Buy land in heritage suburbs, investors advised
Mon 3rd March 2014
Lew Geffen Sotheby's International Realty
While buy-to-let property development in newly-built developments is slowly starting to pick up again, investors would also do well at the moment to focus on pre-owned homes with large gardens in the heritage suburbs of SA’s major cities.
So says Lew Geffen, chairman of Sotheby’s International Realty in SA, who notes that there are two factors currently working in concert that will significantly boost the value of such properties over the next few years.
“In the first place, the new spatial plans for our large cities lean heavily towards densification and better use of their land and resources to accommodate the rapid urbanization of SA’s population.
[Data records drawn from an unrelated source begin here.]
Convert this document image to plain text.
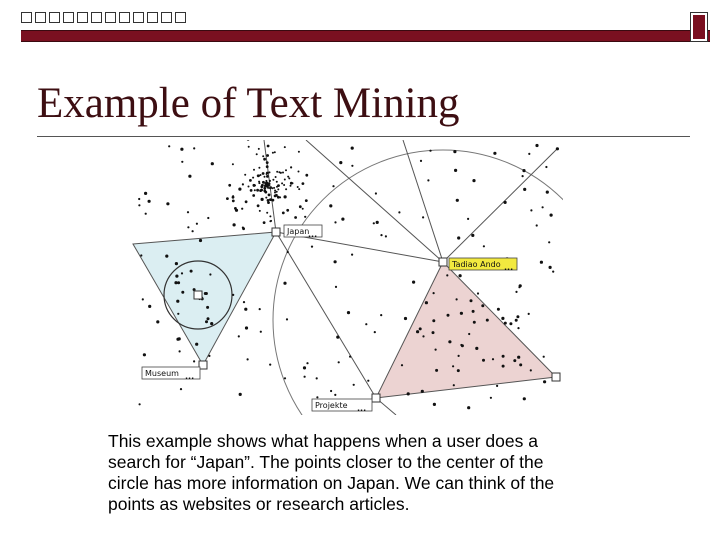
Example of Text Mining
Japan
...
Tadiao Ando ...
Museum ...
Projekte ...

This example shows what happens when a user does a search for “Japan”. The points closer to the center of the circle has more information on Japan. We can think of the points as websites or research articles.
And this predisposes city councils to the subdivision – albeit within limits – of the very large stands that were previously common in such affluent suburbs as Bryanston, Houghton, Melrose and Westcliff in Johannesburg, and the Southern Suburbs of Cape Town.
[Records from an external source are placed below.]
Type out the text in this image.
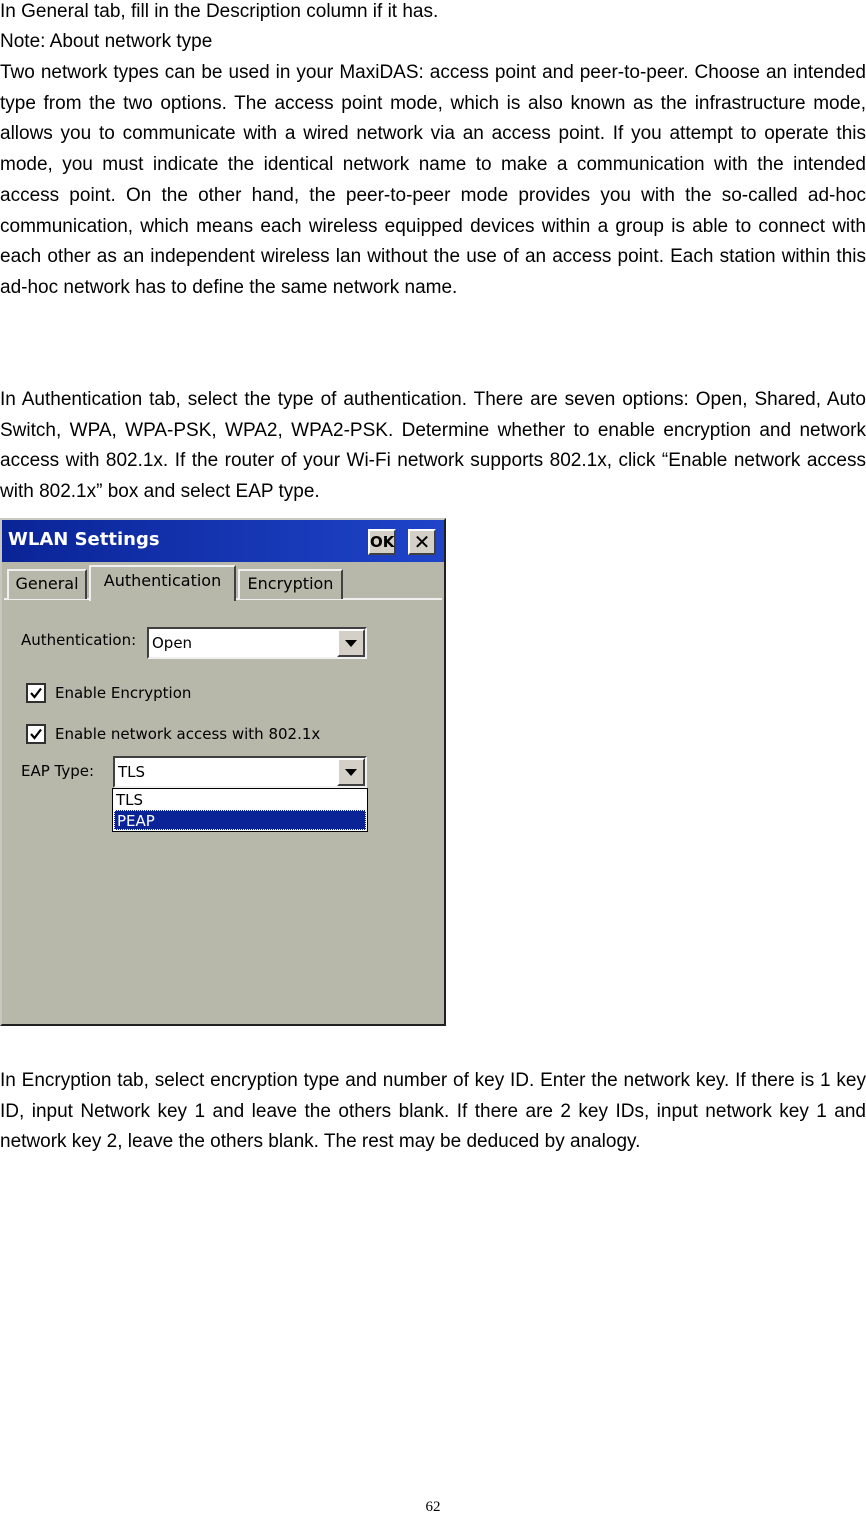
In General tab, fill in the Description column if it has.
Note: About network type
Two network types can be used in your MaxiDAS: access point and peer-to-peer. Choose an intended type from the two options. The access point mode, which is also known as the infrastructure mode, allows you to communicate with a wired network via an access point. If you attempt to operate this mode, you must indicate the identical network name to make a communication with the intended access point. On the other hand, the peer-to-peer mode provides you with the so-called ad-hoc communication, which means each wireless equipped devices within a group is able to connect with each other as an independent wireless lan without the use of an access point. Each station within this ad-hoc network has to define the same network name.
In Authentication tab, select the type of authentication. There are seven options: Open, Shared, Auto Switch, WPA, WPA-PSK, WPA2, WPA2-PSK. Determine whether to enable encryption and network access with 802.1x. If the router of your Wi-Fi network supports 802.1x, click “Enable network access with 802.1x” box and select EAP type.
WLAN Settings	OK ✕
General	Authentication	Encryption
Authentication: Open
Enable Encryption
Enable network access with 802.1x
EAP Type: TLS
TLS
PEAP
In Encryption tab, select encryption type and number of key ID. Enter the network key. If there is 1 key ID, input Network key 1 and leave the others blank. If there are 2 key IDs, input network key 1 and network key 2, leave the others blank. The rest may be deduced by analogy.
62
“This policy was underscored recently in the Medium-Term Budget Review presented to parliament by Finance Minister Pravin Gordhan, in which it was announced that SA’s eight large metros are to get more than R350m worth of additional funding over the next two years, specifically to address apartheid-legacy spatial planning issues and enable poorer families to live closer to city centres and work opportunities.”
Secondly, he says, steep increases in property rates and maintenance costs over the past few years, as well as security concerns, are prompting many wealthy homeowners to consider modern clusters or high-end sectional title homes as alternatives to the large houses they have traditionally favoured.
“Generally they are not, however, willing to compromise on their quality of life, property value or location in their search for more compact, more manageable properties. On the contrary, many appear willing to pay something of a premium to remain in the familiar surroundings of the more affluent suburbs, and therein lies a real opportunity for astute investors and developers.”
In fact, says Geffen, his advice to property investors right now is to buy as much land as they can in the best areas they can afford – almost irrespective of the condition of any buildings on the property – because substantial land parcels in sought after areas are set to become an increasingly rare commodity.
“Meanwhile those fortunate enough to already own large stands in the heritage suburbs areas should seriously investigate the possibility of subdividing them and developing them to accommodate three or four homes – one for their own use, perhaps, and the others for sale or to let.”